Regardless, the second and the thrid plot indicate that there is not only a change in time but a different functional relationship between pH and observed ORP. As the transport proteins are different for the monosaccharide and disaccharide, while catabolism is fairly identical, this indicates that such membrane proteins might be in direct interaction with the probe.

Sugar experiments II

I repeated the experiments with proper starter cultures. I also supplemented 2 mM arginine in two experiments, as it had been reported elswhere that this would alter the glucose uptake rate.
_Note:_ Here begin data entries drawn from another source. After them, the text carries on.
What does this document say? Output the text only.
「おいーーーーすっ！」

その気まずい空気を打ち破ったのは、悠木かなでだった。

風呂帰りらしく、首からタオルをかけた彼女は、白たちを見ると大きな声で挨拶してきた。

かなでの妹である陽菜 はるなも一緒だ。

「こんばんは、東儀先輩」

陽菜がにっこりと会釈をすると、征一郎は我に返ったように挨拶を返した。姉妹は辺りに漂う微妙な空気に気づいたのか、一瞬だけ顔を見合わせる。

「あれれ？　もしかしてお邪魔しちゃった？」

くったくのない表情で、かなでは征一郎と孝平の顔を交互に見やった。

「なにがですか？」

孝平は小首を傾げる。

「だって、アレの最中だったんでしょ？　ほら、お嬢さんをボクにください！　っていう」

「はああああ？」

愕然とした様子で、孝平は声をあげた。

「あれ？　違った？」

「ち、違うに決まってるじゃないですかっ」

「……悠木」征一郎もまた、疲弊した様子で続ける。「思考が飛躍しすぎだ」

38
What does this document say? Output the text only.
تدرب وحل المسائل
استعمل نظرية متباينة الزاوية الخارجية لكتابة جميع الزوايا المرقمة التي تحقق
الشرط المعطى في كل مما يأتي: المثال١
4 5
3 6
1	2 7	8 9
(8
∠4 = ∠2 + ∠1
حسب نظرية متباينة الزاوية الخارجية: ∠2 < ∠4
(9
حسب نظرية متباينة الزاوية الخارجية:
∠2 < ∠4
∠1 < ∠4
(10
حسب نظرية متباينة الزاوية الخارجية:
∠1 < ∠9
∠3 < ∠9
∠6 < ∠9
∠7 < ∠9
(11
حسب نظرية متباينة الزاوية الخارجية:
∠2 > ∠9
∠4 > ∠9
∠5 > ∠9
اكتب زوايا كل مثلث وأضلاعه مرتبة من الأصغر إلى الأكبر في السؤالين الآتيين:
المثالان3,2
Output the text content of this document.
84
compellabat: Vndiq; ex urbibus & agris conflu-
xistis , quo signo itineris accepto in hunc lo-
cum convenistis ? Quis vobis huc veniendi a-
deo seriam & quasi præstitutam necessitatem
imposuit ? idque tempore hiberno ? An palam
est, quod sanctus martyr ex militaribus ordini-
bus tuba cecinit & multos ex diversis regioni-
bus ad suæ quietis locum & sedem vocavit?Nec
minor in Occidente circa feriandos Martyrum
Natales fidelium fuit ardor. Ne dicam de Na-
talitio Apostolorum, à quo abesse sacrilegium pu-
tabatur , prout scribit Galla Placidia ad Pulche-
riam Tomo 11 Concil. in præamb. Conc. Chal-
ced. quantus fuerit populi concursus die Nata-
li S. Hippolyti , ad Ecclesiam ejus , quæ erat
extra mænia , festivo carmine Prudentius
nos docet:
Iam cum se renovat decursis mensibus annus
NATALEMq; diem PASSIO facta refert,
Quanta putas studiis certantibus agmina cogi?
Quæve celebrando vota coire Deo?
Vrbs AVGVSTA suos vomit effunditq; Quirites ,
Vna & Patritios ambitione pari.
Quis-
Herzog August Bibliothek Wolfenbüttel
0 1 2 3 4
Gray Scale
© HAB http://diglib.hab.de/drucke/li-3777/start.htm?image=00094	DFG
Cells would then use the arginine deiminase pathway to generate ATP. As an additional control, I supplemented NaCl in a concentration that generates a similiar osmotic pressure as the sugars supplemented.

Experimental Design

tab<- read.table("./sugar-experiments/10-02-annotation.csv",header=TRUE,sep=",")
names(tab)<- c("Strain","Starter", "Innoc","Lac","Gluc","Galac","Milk","Treatm")
knitr::kable(tab[,-(9:10)],
 caption = "Experiment on 10 Feb 2017")

Experiment on 10 Feb 2017

Strain	Starter	Innoc	Lac	Gluc	Galac	Milk	Treatm
MS22333	camel	cow85	4.75	0.0	0.0	sod	milliQ
MS22333	camel	cow85	0.00	1.4	1.4	lac free	milliQ
MS22333	camel	cow85	0.00	3.6	1.4	lac free	MilliQ +2.2g gluc
MS22333	camel	cow85	2.20	1.4	1.4	lac free	MilliQ +2.2g lac
MS22333	camel	cow85	4.75	1.4	0.0	sod	MilliQ +1.4g gluc
MS22333	camel	cow85	4.75	2.2	0.0	sod	MilliQ +2.2g gluc
none	none	cow85	4.75	0.0	0.0	sod	milliQ
none	none	cow85	0.00	1.4	1.4	lac free	milliQ
none	none	cow85	4.75	2.2	0.0	sod	MilliQ +2.2g gluc

Results

A clear dependence on the arginine supplementation

dat.1302<-load.cinac(filename = "./sugar-experiments/bensc-13-02.txt",
                     tab.anno = "./sugar-experiments/12-02-annotation.csv",n.sens=16)
col_names <- names(read.table("./sugar-experiments/12-02-annotation.csv",header=TRUE,sep=","))
# do do it for some names in a vector named 'col_names'
dat.1302[col_names] <- lapply(dat.1302[col_names] , factor)
dat.1302<-dat.1302%>%filter(Time.min.<1080)
ggplot(dat.1302) +
  geom_line(aes(x=Time.min.,y=pH.u_pH.,
                group=interaction(Sample,Strain,Incubation,Medium,
                                  Gluc.plus,lac.plus,arg.plus,NaCl.plus,electrode),
                linetype=Incubation,
                color=arg.plus))+
  scale_color_discrete("arginine")

ggplot(filter(dat.1302, Incubation!="none")) +
  geom_line(aes(x=pH.u_pH.,y=pHComp_ORP.mVolts.,
                group=interaction(Sample,Strain,Incubation,Medium,
                                  Gluc.plus,lac.plus,arg.plus,NaCl.plus,electrode),
                color=interaction(arg.plus,Gluc.plus,lac.plus,NaCl.plus,sep="   ")))+
  scale_color_brewer("arg gluc lac NaCl",type="qual",palette = 2)+theme_bw()+
  facet_grid(Incubation~Medium)

Discussion

arginine makes a big difference even at low concentrations. Incubation on one sugar makes a difference. Fat content seems to make a difference as well, when glucose is supplemented.